School Board Persists in Book-Banning Folly

It’s election season here in Miami and that means it’s time for stupid posturing with taxpayer money. Today’s installment is brought to you by the School Board, which voted to waste a lot of money appealing a case it has no hope of winning:

Continuing its efforts to remove a controversial children’s book, the Miami-Dade School Board voted this afternoon to appeal a federal judge’s ruling that forced the district to keep Vamos a Cuba and 23 other titles on school library shelves.

In a 5-2 decision, with two members absent, the board said it wanted to protect the right of the district to determine the content of school libraries, rather than leave it up to a judge.

”Do we have a right to protect our children?” said board member Frank Bolaños, who joined Agustín Barrera, Perla Tabares Hantman, Ana Rivas Logan and Marta Pérez in voting for the appeal. “I think we have the right and responsibility to do that.”

The debate has become a passionate cause for some Cuban exiles, who have cited errors in the book and believe it omits so much about life’s hardships under Castro as to render it inaccurate and misleading.

The issue intensified during the spring as two review committee and Superintendent Rudy Crew said the book should stay on shelves, only to be overruled by the School Board in a politically charged 6-3 vote.

The debate inspired attorney Manny Anon to challenge Barrera in next month’s elections and has a been a powerful political undercurrent in outgoing Bolaños’ Republican-primary challenge to incumbent state Sen.
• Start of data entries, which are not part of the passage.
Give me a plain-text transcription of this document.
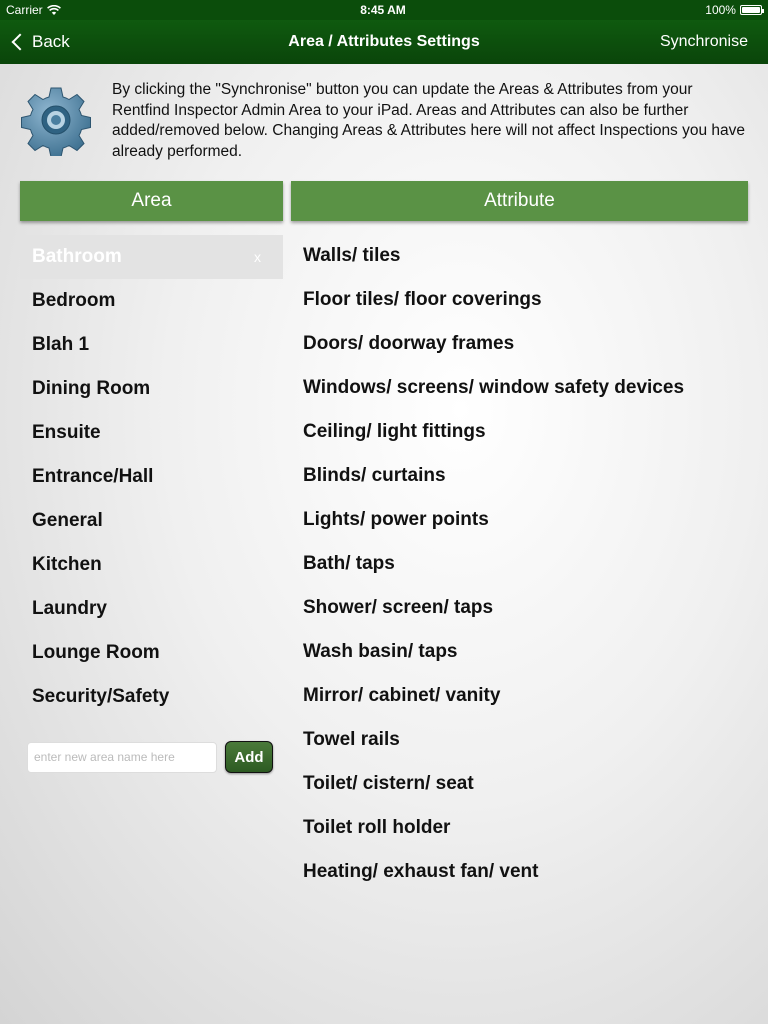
Carrier	8:45 AM	100%
Back	Area / Attributes Settings	Synchronise
By clicking the "Synchronise" button you can update the Areas & Attributes from your Rentfind Inspector Admin Area to your iPad. Areas and Attributes can also be further added/removed below. Changing Areas & Attributes here will not affect Inspections you have already performed.
Area	Attribute
Bathroom	x
Bedroom
Blah 1
Dining Room
Ensuite
Entrance/Hall
General
Kitchen
Laundry
Lounge Room
Security/Safety
Walls/ tiles
Floor tiles/ floor coverings
Doors/ doorway frames
Windows/ screens/ window safety devices
Ceiling/ light fittings
Blinds/ curtains
Lights/ power points
Bath/ taps
Shower/ screen/ taps
Wash basin/ taps
Mirror/ cabinet/ vanity
Towel rails
Toilet/ cistern/ seat
Toilet roll holder
Heating/ exhaust fan/ vent
enter new area name here
Add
Alex Villalobos.

That last bit, buried as it is in the Herald’s article, strikes me as the real key to the whole sordid affair: like so many local pols before him, Bolaños is playing the Castro card to get elected to something.

Of course, given current events, this may the last ride for that particular hobbyhorse. As it is, the whole show ws starting to wear thin — this time the relevant parents’ committees and the school bureaucrats both stood up against book banning. Only the craven School Board took a dive. Around here, that’s actually progress.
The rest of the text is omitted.